The first global plan to finance and monitor nature conservation is the most notable outcome of the follow-up negotiations on biodiversity COP16, held in Rome (Italy) in the last week of February 2025. This meeting resumed the discussions initiated at COP16 in October 2024 in Cali (Colombia) on the financing of the Kunming-Montreal Global Biodiversity Framework, which were suspended in October 2024 for lack of a quorum. This framework agreement aims to preserve one third of the world's land and oceans between now and 2030 and should enable us to conserve the world's biodiversity and reverse its loss. 

CREAF's Head of Policy Engagement and Institutional Relations, Alicia Pérez-Porro, makes an initial assessment of this agreement, after having attended several editions of both the COP on biodiversity and climate, as part of a delegation from the center. 

Alicia Perez-Porro, CREAF

The negotiations in Rome have yielded results and we finally have the first global plan to finance biodiversity conservation.
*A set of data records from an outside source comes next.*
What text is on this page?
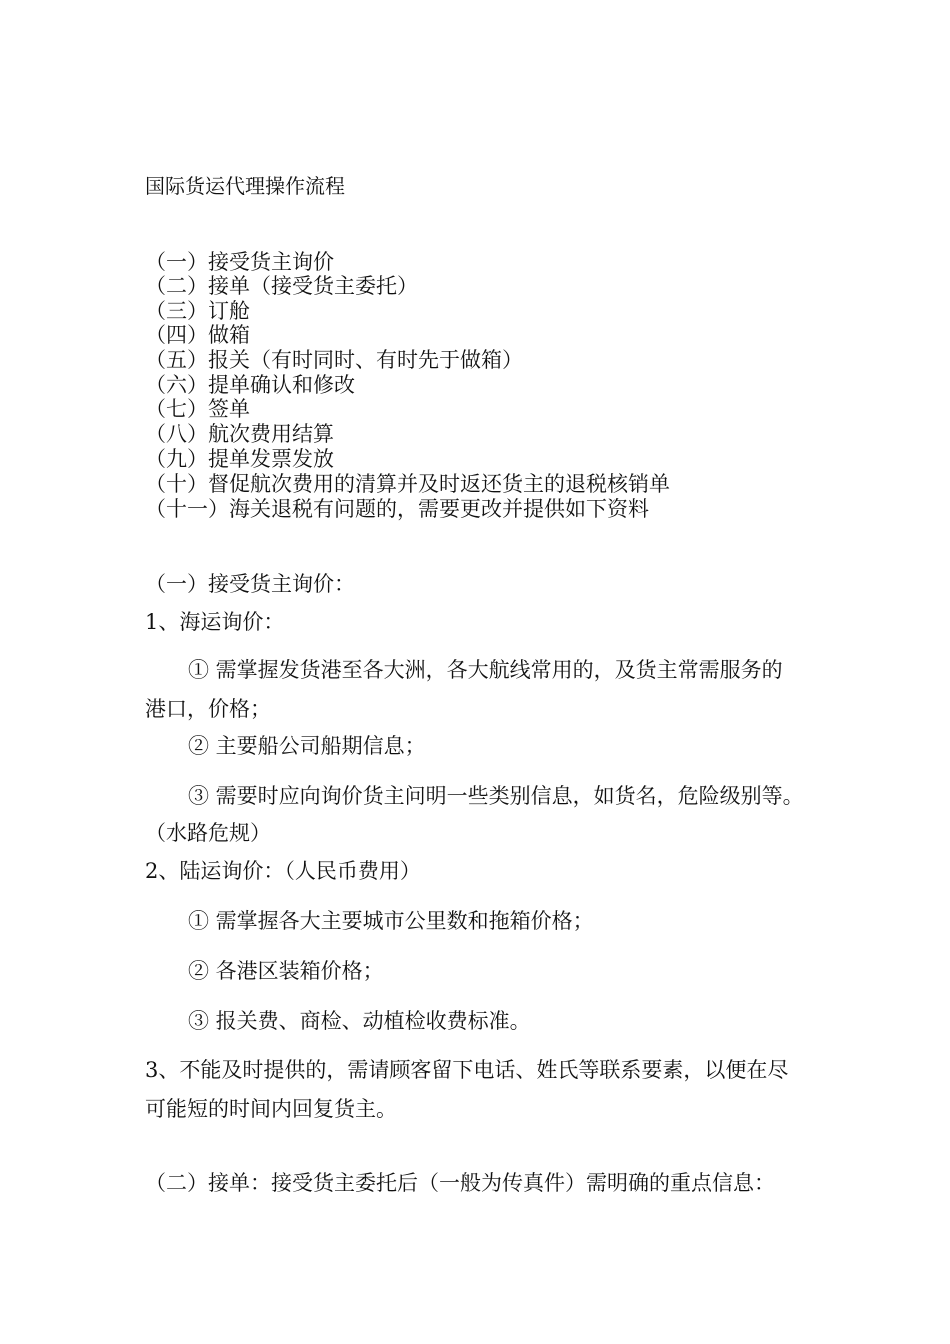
国际货运代理操作流程
（一）接受货主询价
（二）接单（接受货主委托）
（三）订舱
（四）做箱
（五）报关（有时同时、有时先于做箱）
（六）提单确认和修改
（七）签单
（八）航次费用结算
（九）提单发票发放
（十）督促航次费用的清算并及时返还货主的退税核销单
（十一）海关退税有问题的，需要更改并提供如下资料
（一）接受货主询价：
1、海运询价：
① 需掌握发货港至各大洲，各大航线常用的，及货主常需服务的
港口，价格；
② 主要船公司船期信息；
③ 需要时应向询价货主问明一些类别信息，如货名，危险级别等。
（水路危规）
2、陆运询价：（人民币费用）
① 需掌握各大主要城市公里数和拖箱价格；
② 各港区装箱价格；
③ 报关费、商检、动植检收费标准。
3、不能及时提供的，需请顾客留下电话、姓氏等联系要素，以便在尽
可能短的时间内回复货主。
（二）接单：接受货主委托后（一般为传真件）需明确的重点信息：
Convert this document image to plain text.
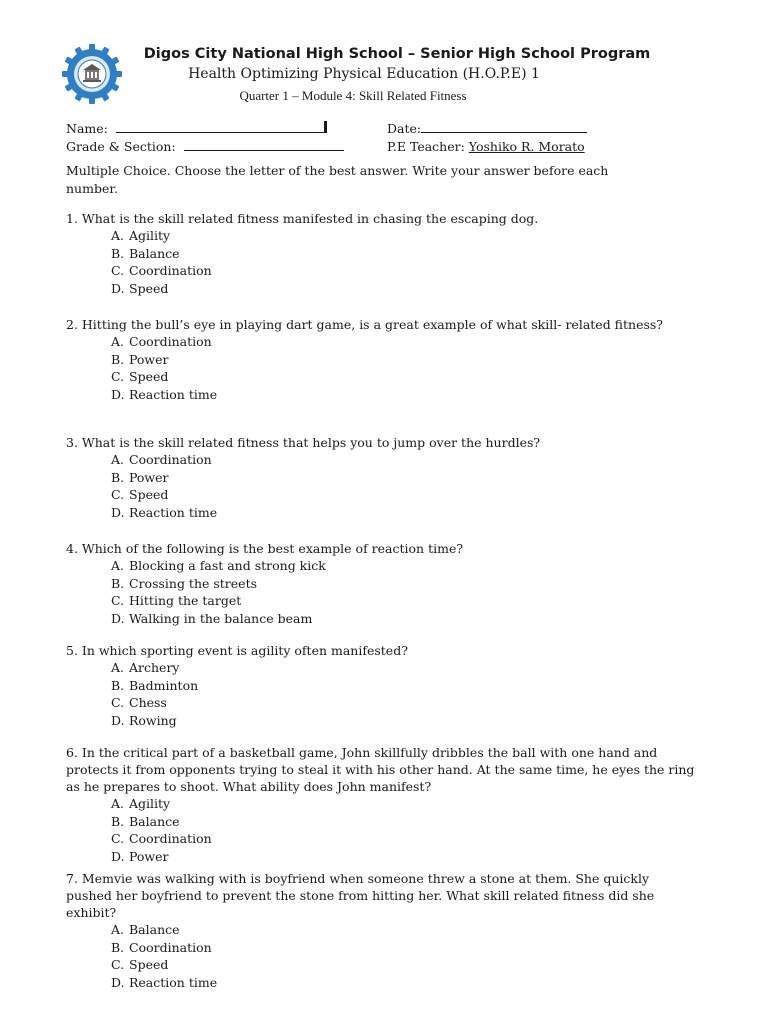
Digos City National High School – Senior High School Program
Health Optimizing Physical Education (H.O.P.E) 1
Quarter 1 – Module 4: Skill Related Fitness
Name:	Date:
Grade & Section:	P.E Teacher: Yoshiko R. Morato
Multiple Choice. Choose the letter of the best answer. Write your answer before each number.
1. What is the skill related fitness manifested in chasing the escaping dog.
A. Agility
B. Balance
C. Coordination
D. Speed
2. Hitting the bull’s eye in playing dart game, is a great example of what skill- related fitness?
A. Coordination
B. Power
C. Speed
D. Reaction time
3. What is the skill related fitness that helps you to jump over the hurdles?
A. Coordination
B. Power
C. Speed
D. Reaction time
4. Which of the following is the best example of reaction time?
A. Blocking a fast and strong kick
B. Crossing the streets
C. Hitting the target
D. Walking in the balance beam
5. In which sporting event is agility often manifested?
A. Archery
B. Badminton
C. Chess
D. Rowing
6. In the critical part of a basketball game, John skillfully dribbles the ball with one hand and protects it from opponents trying to steal it with his other hand. At the same time, he eyes the ring as he prepares to shoot. What ability does John manifest?
A. Agility
B. Balance
C. Coordination
D. Power
7. Memvie was walking with is boyfriend when someone threw a stone at them. She quickly pushed her boyfriend to prevent the stone from hitting her. What skill related fitness did she exhibit?
A. Balance
B. Coordination
C. Speed
D. Reaction time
“The negotiations in Rome have yielded results and we finally have the first global plan to finance biodiversity conservation. Geopolitics played a critical role in this second meeting in Rome, due to the resignation of Susana Muhamad - Colombia's environment minister and president of the COP16 - and due to the US policies against conservation which affect the withdrawal of funding for all environmental action.

The consensus of this second round of the COP16 in Rome guarantees the implementation of the Kunming-Montreal Global Biodiversity Framework, which includes both the financial mechanism and the monitoring.

We have a clear roadmap for preserving and restoring biodiversity, as well as the financial resources to drive it forward. This is incredibly positive news, given the current global drift. However, it has to be said that as usual in such negotiations, the ambition has been low”.